No doubt, there is useful work to be done in those posts, but is it work that hard-pressed doctors and nurses consider a priority? Is it work that will directly benefit patients? Is it work that will improve health outcomes for the people of Britain? Or is it, as many of us suspect, work the need for which arises mainly from the target culture imposed by the Minister and his colleaguesa culture that means that the national health service, after seven years of Labour meddling, has not so much been saved, as the Prime Minister promised, as been swamped by a mass of bureaucrats and red tape? Would it not benefit patients a little more if, instead of all those jobs advertised in Basingstoke, Ipswich and elsewhere for people who will have little or no contact with NHS patients, one, two or three of the posts had been for nurses?
The Queen's Speech is not just another opportunity missed by a Government who are taxing and spending and failing. It is a speech that breaks Labour's election promises, attacks university independence, threatens families in rural areas, and damages students from poorer families. I urge the House to support our amendment.
Mr. Andrew Mackay (Bracknell) (Con): On a point of order, Mr. Speaker. You will have heard clearly in the intervention by the Secretary of State for Health that the hon. Member for Ilford, South (Mike Gapes) misled the House in a serious way. Why has the hon. Gentleman slunk away and not apologised to the House for what he has done?

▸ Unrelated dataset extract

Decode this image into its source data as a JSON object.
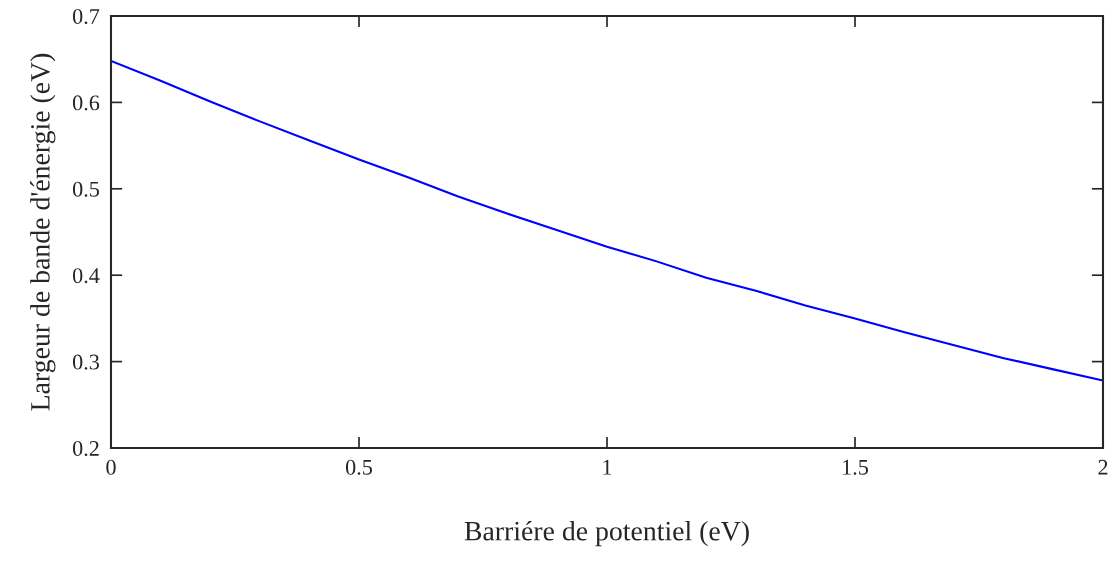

Mr. Mackay: You will recall that the hon. Member for Ilford, South intervened on my hon. Friend the Member for South Suffolk (Mr. Yeo) and gave a quote of some length, apparently from Hansard, that he said was from five years ago. In fact, when we were trying to clarify when it was, the Secretary of State helpfully intervened to explain that the quote was from 1988. You will realise that 1988 is much more than five years ago, so the hon. Member for Ilford, South completely misled the House. Subsequently, the hon. Gentleman consulted civil servants in the box over there and the Health Whip
Mr. Mackay: Further to that point of order, Mr. Speaker. I seek clarification. Is it not normal when a serious mistake has been made, no doubt based on information given by the Whips Office, and the House has been seriously misled, that the Member who made it should come here to correct it, and it should not be left
Mr. Francis Maude (Horsham) (Con): Further to that point of order, Mr. Speaker. You and your predecessors have often, rightly, told the House that Members have to take responsibility for what they say in this Chamber. I hope that the hon. Member for Ilford, South will do exactly that.
Mr. Speaker: Order. To bring some calmness to our proceedings, I undertake to read Hansard to find out whether there has been any breach of the rules. A point of order has been raised by the right hon. Member for Bracknell (Mr. Mackay) and I shall investigate the matter.
Mr. Gray: It is a separate but related point of order, Mr. Speaker. My right hon. Friend the Member for Bracknell made it plain that the hon. Member for Ilford, South had consulted the civil servants in the box. Is it in order for Back Benchers to make use of the facilities in the civil servants' box?
Mr. Allen: On a point of order, Mr. Speaker. When you are studying Hansard will you also study the lengthy comments made by the hon. Member for South Suffolk (Mr. Yeo) about my right hon. Friend the Minister for Children and the personal remarks to which you, rightly, brought the House's attention at that time?